I have spent the whole day thinking back on my dr.s appt yesterday. And the more that I think of it, the more I am upset about it. Although I had good news, I left feeling rushed, manhandled and stupid.
I think I've always was a bit dissatisfied (saw him for routine annuals and BC scripts for like 10 years but never needed him to counsel or be nurturing- it was always uneventful) but now that a baby's involved, it changes everything.
Some highlights from yesterday:
I asked my doctor about the CVS test (like I dutifully read in WTEWYAE). He said that the test is antiquated and he doesn't know of anyone who does it anymore. I said really? I just read about it and my sister had one. He said the book WTEWYAE is outdated. "It was written before you were born". Really? I have the 4th ed. Is this true? Why am I reading so much about it?
I asked if he can give me info on my hormone levels, is everything progressing normally etc? He said everything is fine. He said I don't need to worry about those types of questions since I am further along. Huh?
I asked if he can give me info on the baby's heartbeat. Like how many beats per minute. He said no. It was too soon to tell. Really, is it?
I wanted a copy of the U/S and the nurse made a very poor quality photo copy on 8X11 paper. I made the nurse give me the pic and gave her the photocopy.
Finally (Warning this is jarring), the nurse ends up chatting me up and telling me that pg women very often have bladders that fall out of their vaginas and look like lemons coming out of there. WTF?!? This is horrible. This can't be true, I've never heard my mom or grandma talk about this and NO ONE is taking about this on the bump. OMG, like I need something else to worry about.
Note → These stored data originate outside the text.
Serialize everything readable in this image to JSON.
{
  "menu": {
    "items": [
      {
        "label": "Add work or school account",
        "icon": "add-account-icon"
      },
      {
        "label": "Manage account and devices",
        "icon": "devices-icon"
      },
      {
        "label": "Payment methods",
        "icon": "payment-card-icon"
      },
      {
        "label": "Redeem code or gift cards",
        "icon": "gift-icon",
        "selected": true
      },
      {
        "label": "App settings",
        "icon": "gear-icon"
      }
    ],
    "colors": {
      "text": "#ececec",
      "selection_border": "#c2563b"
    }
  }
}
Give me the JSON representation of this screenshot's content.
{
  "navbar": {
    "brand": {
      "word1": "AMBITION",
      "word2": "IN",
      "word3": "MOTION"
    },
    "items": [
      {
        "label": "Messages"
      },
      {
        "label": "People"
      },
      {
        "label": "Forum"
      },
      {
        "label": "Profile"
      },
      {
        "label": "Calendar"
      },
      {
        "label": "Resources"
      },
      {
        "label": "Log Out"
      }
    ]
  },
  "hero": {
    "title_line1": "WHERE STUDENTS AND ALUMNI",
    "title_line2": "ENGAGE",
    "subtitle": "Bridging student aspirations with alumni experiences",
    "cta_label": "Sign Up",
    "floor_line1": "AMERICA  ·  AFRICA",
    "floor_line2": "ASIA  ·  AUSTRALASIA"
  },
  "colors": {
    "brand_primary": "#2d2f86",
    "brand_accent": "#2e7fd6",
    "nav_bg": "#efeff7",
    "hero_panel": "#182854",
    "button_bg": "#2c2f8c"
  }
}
Seriously, I couldn't make this stuff up.
Okay, I'm not crazed pg woman right? This is unacceptable, right? I feel so stupid, and so angry that he ruined the moment for me and my DH. We saw the baby for the first time and also saw "his" HB, but I felt so awkward, I held my tears back. My DH and I looked at each other so confused and robbed of the moment.
I guess my real question (after ALL that)is what is the ettiquette? Do I inform him of the change? I am a firm believer in avoidance. I practice it often. Do I HAVE to say anything?
I already have an appointment with another ob/gyn, who comes highly recommended. She is young and just had her first baby. I hope she works out.
Why am I stressed out about this?!?! Sorry for the hormonal rant, I can't help it.